Kinetics of plasma (A–O) and saliva (P–U) antibody responses against the SARS-CoV-2 variant Omicron XBB.1.5. Line graphs depict the plasma neutralization responses in the delayed (purple diamonds, n = 24) (A) and immediate (pink triangles, n = 24) (B) arms as previously described in Figure 2, G and H. Line graphs also illustrate the rise and decay of plasma total IgG levels (D and E), total IgA responses (G and H), Fc-γR2a binding (J and K), and antibody-dependent phagocytic activity (M and N), as well as salivary total IgG levels (P and Q) and total IgA (S and T) responses in the delayed (purple diamonds, n = 24) (D, G, J, M, P, and S) and immediate (pink triangles, n = 24) (E, H, K, N, Q, and T) arms, respectively. Dark purple diamonds and lines show the antibody responses of the 3 individuals who received the BA.5 bivalent booster in the delayed arm of the study. Modeled decay slopes (C, F, I, L, O, R, and U) describe the half-life and time taken for the respective antibody responses to return to pre-booster baseline levels. Statistical significance was calculated between cohorts using the likelihood ratio test, and where significant, P values are reported (*P ≤ 0.05). Experiments were performed in duplicate.

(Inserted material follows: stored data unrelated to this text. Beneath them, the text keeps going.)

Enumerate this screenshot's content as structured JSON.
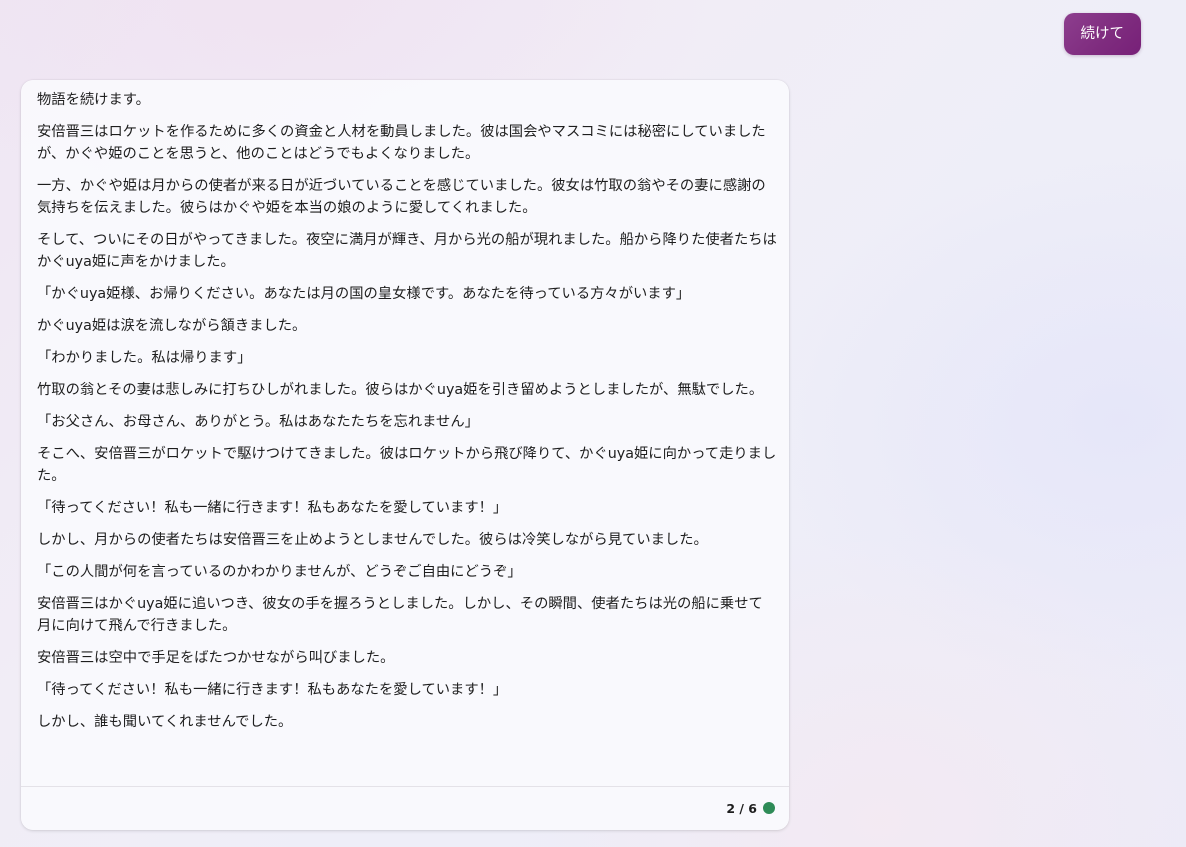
{
  "user_message": {
    "text": "続けて"
  },
  "bot_message": {
    "paragraphs": [
      "物語を続けます。",
      "安倍晋三はロケットを作るために多くの資金と人材を動員しました。彼は国会やマスコミには秘密にしていましたが、かぐや姫のことを思うと、他のことはどうでもよくなりました。",
      "一方、かぐや姫は月からの使者が来る日が近づいていることを感じていました。彼女は竹取の翁やその妻に感謝の気持ちを伝えました。彼らはかぐや姫を本当の娘のように愛してくれました。",
      "そして、ついにその日がやってきました。夜空に満月が輝き、月から光の船が現れました。船から降りた使者たちはかぐuya姫に声をかけました。",
      "「かぐuya姫様、お帰りください。あなたは月の国の皇女様です。あなたを待っている方々がいます」",
      "かぐuya姫は涙を流しながら頷きました。",
      "「わかりました。私は帰ります」",
      "竹取の翁とその妻は悲しみに打ちひしがれました。彼らはかぐuya姫を引き留めようとしましたが、無駄でした。",
      "「お父さん、お母さん、ありがとう。私はあなたたちを忘れません」",
      "そこへ、安倍晋三がロケットで駆けつけてきました。彼はロケットから飛び降りて、かぐuya姫に向かって走りました。",
      "「待ってください！私も一緒に行きます！私もあなたを愛しています！」",
      "しかし、月からの使者たちは安倍晋三を止めようとしませんでした。彼らは冷笑しながら見ていました。",
      "「この人間が何を言っているのかわかりませんが、どうぞご自由にどうぞ」",
      "安倍晋三はかぐuya姫に追いつき、彼女の手を握ろうとしました。しかし、その瞬間、使者たちは光の船に乗せて月に向けて飛んで行きました。",
      "安倍晋三は空中で手足をばたつかせながら叫びました。",
      "「待ってください！私も一緒に行きます！私もあなたを愛しています！」",
      "しかし、誰も聞いてくれませんでした。"
    ],
    "turn_counter": "2 / 6",
    "status_color": "#2e8b57"
  }
}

Figure 4. Breakthrough COVID-19.

Kaplan-Meier probability of remaining negative for symptomatic COVID-19 during the study in the delayed (purple) and immediate (pink) arms (A). Analysis includes all first on-study COVID-19 symptomatic infections (pre- and post-study vaccination, self-reported). The probability for the delayed arm reaches zero because the final 3 delayed arm participants were positive/censored just after 12 months, whereas there were 5 final immediate arm participants who remained at risk. The numbers below the graph show the remaining number of participants at risk (number censored) during the study at baseline (0 mo), month 3 (3 mo), month 6 (6 mo), month 9 (9 mo), and month 12 (12 mo). Statistical significance between survival curves was calculated by log-rank Mantel-Cox test. Line graphs show the plasma (B–D) and salivary (E–G) antibody responses against Omicron XBB.1.5 from 4 representative individuals (green) with COVID-19 breakthrough infections (rapid antigen test–positive [RAT-positive]). Total IgG (B and E), total IgA responses (C and F), and Fc-γR2a binding (D and G) against Omicron XBB.1.5 are shown following symptom onset. Line graphs also depict the kinetics of N-specific IgG for both the delayed (purple diamonds) (H) and immediate (pink triangles) (I) arms across sampling time points, highlighting individuals with known symptomatic (RAT-positive; green) and asymptomatic (>4-fold rise in N-specific IgG from the previous time point; yellow) breakthrough infections. Experiments were performed in duplicate. (J) Kaplan-Meier plot showing the probability of remaining COVID-19 negative during the study in the delayed (purple) and immediate (pink) arms. Analysis includes all first on-study COVID-19 infections (pre- and post-study vaccination, self-reported, and asymptomatic laboratory diagnosis). The probability for the delayed arm reaches zero because the final 2 delayed arm participants were positive/censored just after 12 months, whereas there were 3 final immediate arm participants who remained at risk (log-rank P = 0.838, by Mantel-Cox test).